Andrew: Are there any plans for Azure webinars? We've got a couple of questions specifically about Azure. I think that is something we probably will look into and have discussed in 2018, which is kind of a good segue here. So we are wrapping up, this is kind of the end of the series for this year. We have the four that are on your screen now are all on demand.

On our website, just one will be there as well, so you can always jump by and check out if you missed any of those there are also... We did cover up on some modules in the past kind of agents, secure forms, workflows, things like that. When the survey pops up at the end here, if there's more information you want specifically on any of those modules as well, feel free to make note in there and we'll make sure to have a representative contact you to answer any additional questions you may have.

And again, a couple of questions coming through on pricing and things like that. That's a great question, if you can throw that in the survey there and we'll have someone follow up and we'll also have notes here to follow up on. In the case we move MFT to the cloud, what resources exist to keep X15 internal database connections. So maybe for you, Dan.

Dan: Oh, I'm sorry. Can you say it again?

Andrew: Sorry. It's just kind of a question, I'm moving MFT to the cloud, what resources exist to keep existing internal database connections?

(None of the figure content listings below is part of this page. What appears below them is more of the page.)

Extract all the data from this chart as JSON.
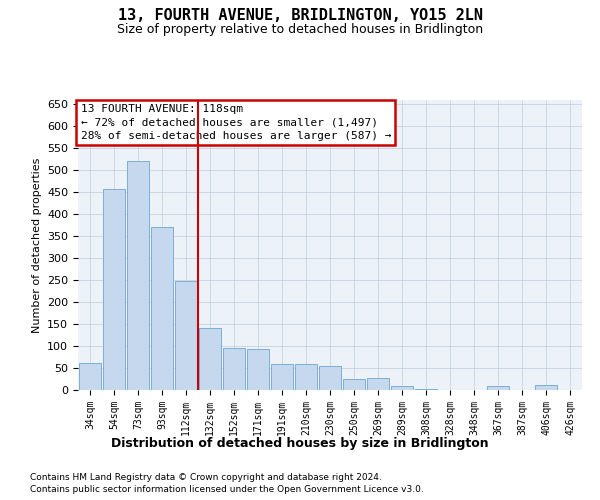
{
  "title": "13, FOURTH AVENUE, BRIDLINGTON, YO15 2LN",
  "subtitle": "Size of property relative to detached houses in Bridlington",
  "xlabel": "Distribution of detached houses by size in Bridlington",
  "ylabel": "Number of detached properties",
  "footnote1": "Contains HM Land Registry data © Crown copyright and database right 2024.",
  "footnote2": "Contains public sector information licensed under the Open Government Licence v3.0.",
  "categories": [
    "34sqm",
    "54sqm",
    "73sqm",
    "93sqm",
    "112sqm",
    "132sqm",
    "152sqm",
    "171sqm",
    "191sqm",
    "210sqm",
    "230sqm",
    "250sqm",
    "269sqm",
    "289sqm",
    "308sqm",
    "328sqm",
    "348sqm",
    "367sqm",
    "387sqm",
    "406sqm",
    "426sqm"
  ],
  "values": [
    62,
    457,
    522,
    370,
    248,
    140,
    95,
    93,
    60,
    59,
    55,
    25,
    27,
    8,
    2,
    1,
    1,
    10,
    1,
    12,
    0
  ],
  "bar_color": "#c5d8ee",
  "bar_edge_color": "#7aafd4",
  "vline_x": 4.5,
  "vline_color": "#cc0000",
  "annotation_line1": "13 FOURTH AVENUE: 118sqm",
  "annotation_line2": "← 72% of detached houses are smaller (1,497)",
  "annotation_line3": "28% of semi-detached houses are larger (587) →",
  "ylim": [
    0,
    660
  ],
  "yticks": [
    0,
    50,
    100,
    150,
    200,
    250,
    300,
    350,
    400,
    450,
    500,
    550,
    600,
    650
  ],
  "bg_color": "#edf2f9",
  "title_fontsize": 11,
  "subtitle_fontsize": 9,
  "ylabel_fontsize": 8,
  "xlabel_fontsize": 9,
  "tick_fontsize": 8,
  "xtick_fontsize": 7,
  "annot_fontsize": 8,
  "footnote_fontsize": 6.5
}
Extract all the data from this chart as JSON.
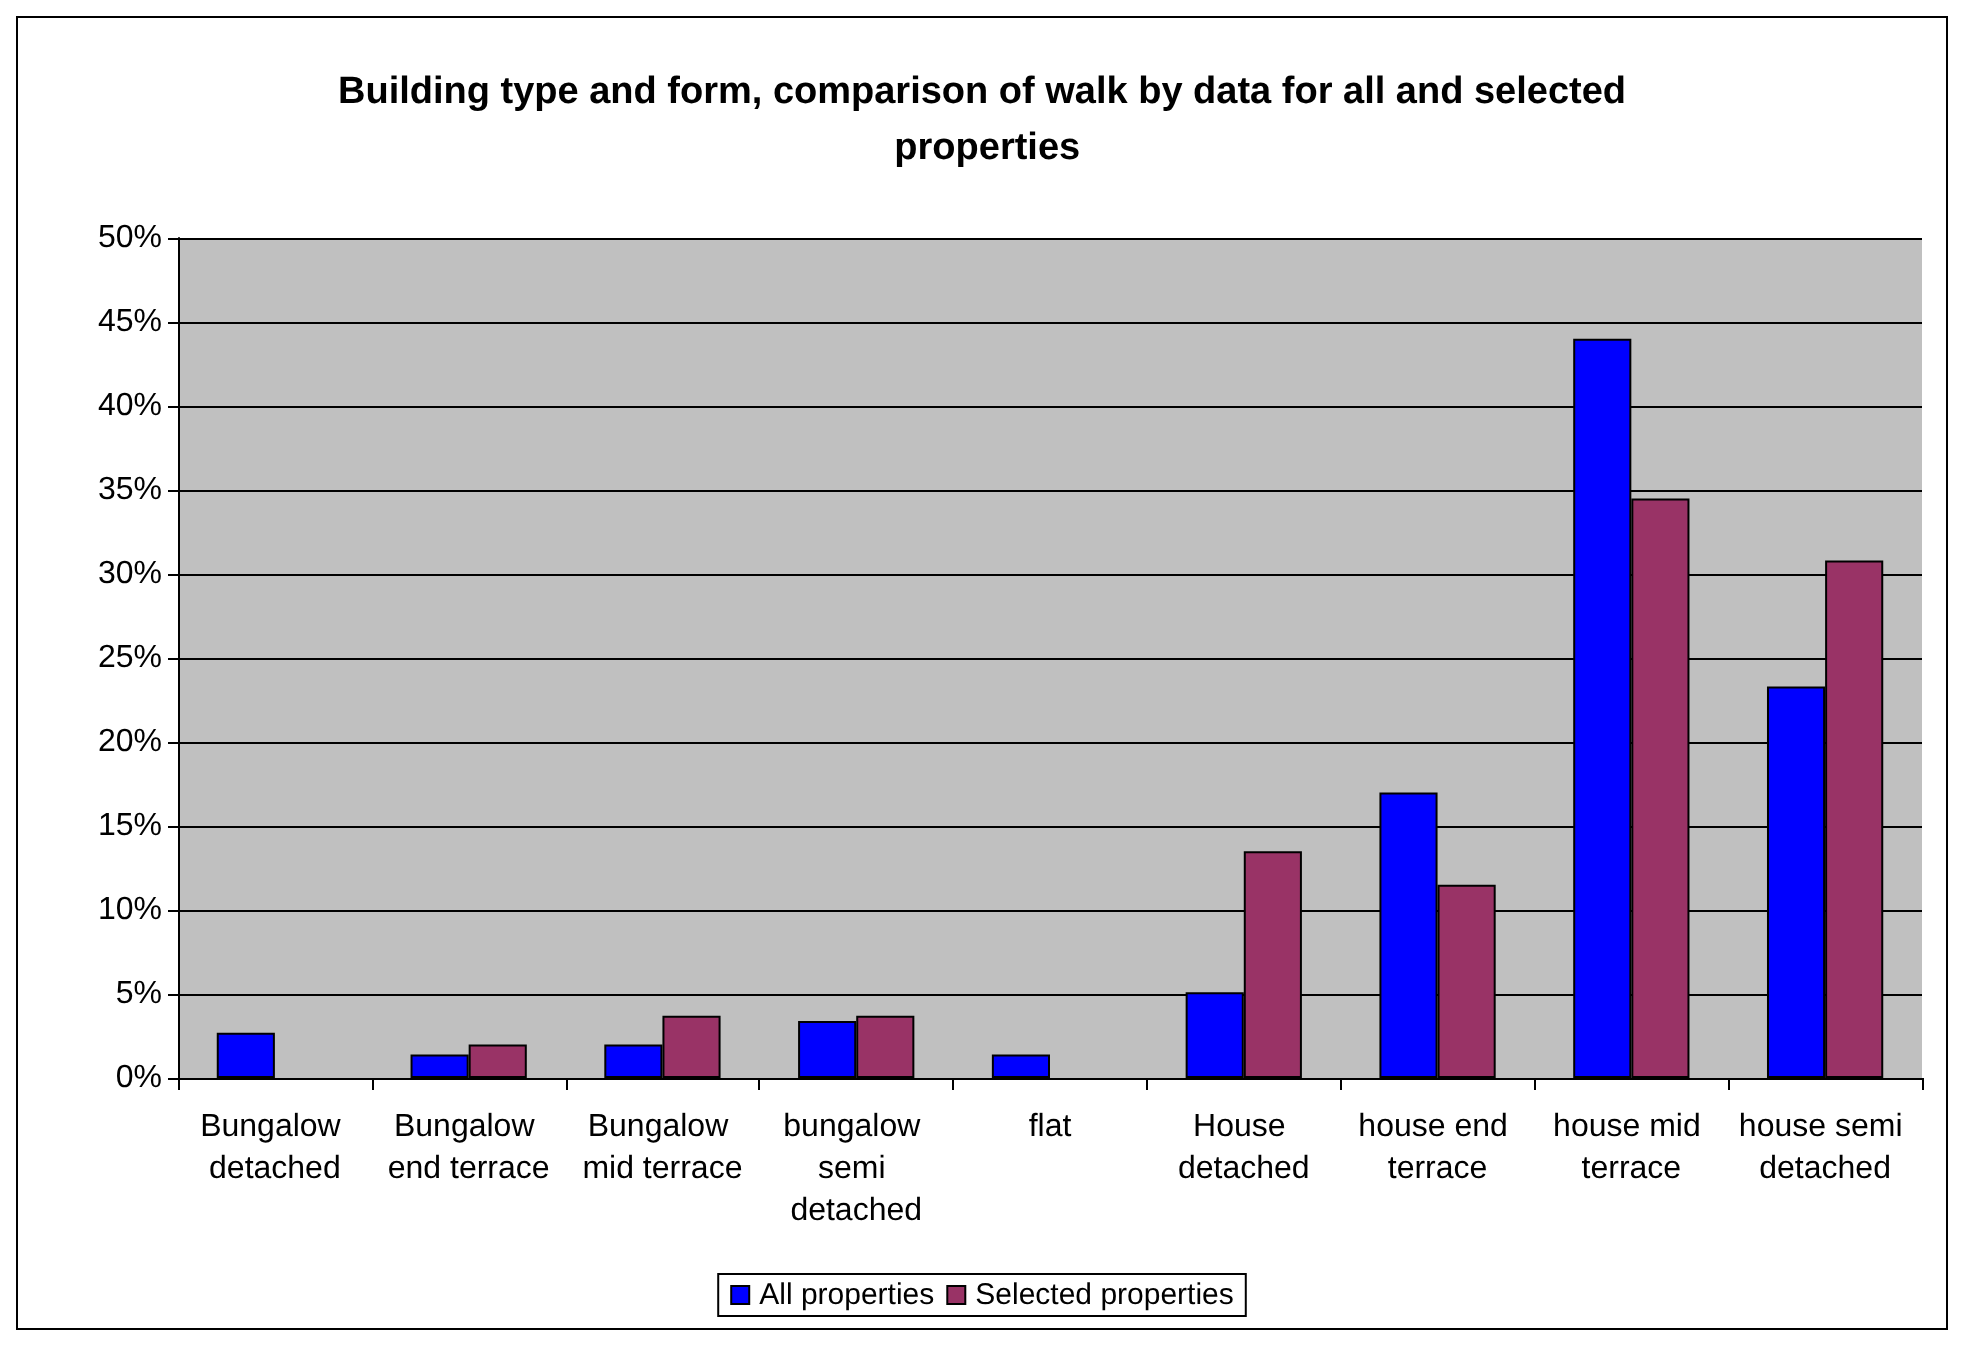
{
  "chart_data": {
    "type": "bar",
    "title": "Building type and form, comparison of walk by data for all and selected properties",
    "categories": [
      "Bungalow detached",
      "Bungalow end terrace",
      "Bungalow mid terrace",
      "bungalow semi detached",
      "flat",
      "House detached",
      "house end terrace",
      "house mid terrace",
      "house semi detached"
    ],
    "series": [
      {
        "name": "All properties",
        "color": "#0000ff",
        "values": [
          2.7,
          1.4,
          2.0,
          3.4,
          1.4,
          5.1,
          17.0,
          44.0,
          23.3
        ]
      },
      {
        "name": "Selected properties",
        "color": "#993366",
        "values": [
          null,
          2.0,
          3.7,
          3.7,
          null,
          13.5,
          11.5,
          34.5,
          30.8
        ]
      }
    ],
    "ylim": [
      0,
      50
    ],
    "yticks": [
      {
        "value": 0,
        "label": "0%"
      },
      {
        "value": 5,
        "label": "5%"
      },
      {
        "value": 10,
        "label": "10%"
      },
      {
        "value": 15,
        "label": "15%"
      },
      {
        "value": 20,
        "label": "20%"
      },
      {
        "value": 25,
        "label": "25%"
      },
      {
        "value": 30,
        "label": "30%"
      },
      {
        "value": 35,
        "label": "35%"
      },
      {
        "value": 40,
        "label": "40%"
      },
      {
        "value": 45,
        "label": "45%"
      },
      {
        "value": 50,
        "label": "50%"
      }
    ],
    "grid": "y",
    "legend": "bottom"
  }
}
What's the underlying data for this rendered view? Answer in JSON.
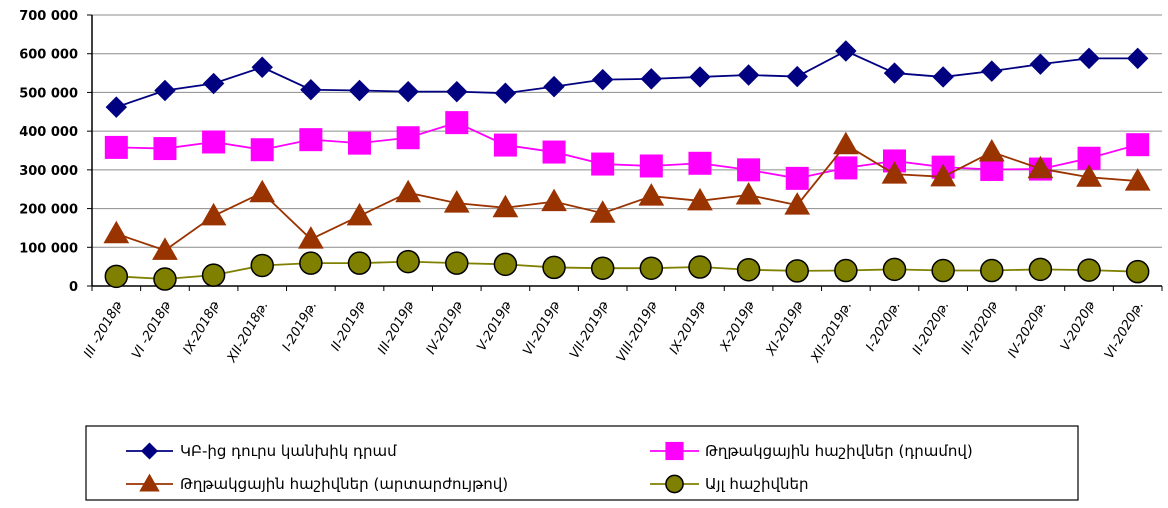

Dan: Internal database. It depends, I mean you can obviously leverage the database connections up in the cloud, whether it's Aurora any of the RDS instances with AWS, or if you have that connection, like a direct connect with AWS, you can still have connections to any resources on-prem, you could definitely do like a hybrid type environment. I'm not sure if I understood the question correctly, but you can definitely do hybrid type set ups with this.

Andrew: Okay. This is kind of an extension of that. Can cloud exchanges, can they integrate in Advanced Workflows? Like it's more push?

Dan: Yeah, I mean that's what we were talking about with the native storage there, you can definitely do as long as it has that connectivity depending upon how the connectivity is just kind of showing through with the S3 buckets and Blob storage, you can obviously leverage those as just network resources as we showed to connect up to, or if your instances are up in the cloud, then you can move things between instances up in the cloud. Just depends on where they're located.

Andrew: Okay, great. That looks like it for right now, so we'll wrap up with that. If there are additional questions, again, we will follow-up directly with those and feel free to put them in the survey at the end. If there's any additional topics you want us to cover, we are planning for 2018 right now. Dan's been great and kind of digging deep into GoAnywhere this past three or four months, so we'd love to continue to move on. So let us know in the comments as well what you'd like to hear from us. Thanks again, Dan, for taking the time to teach us all this stuff.

Dan: Yep, you bet.

Andrew: All right, everybody have a great day. Thanks for joining us.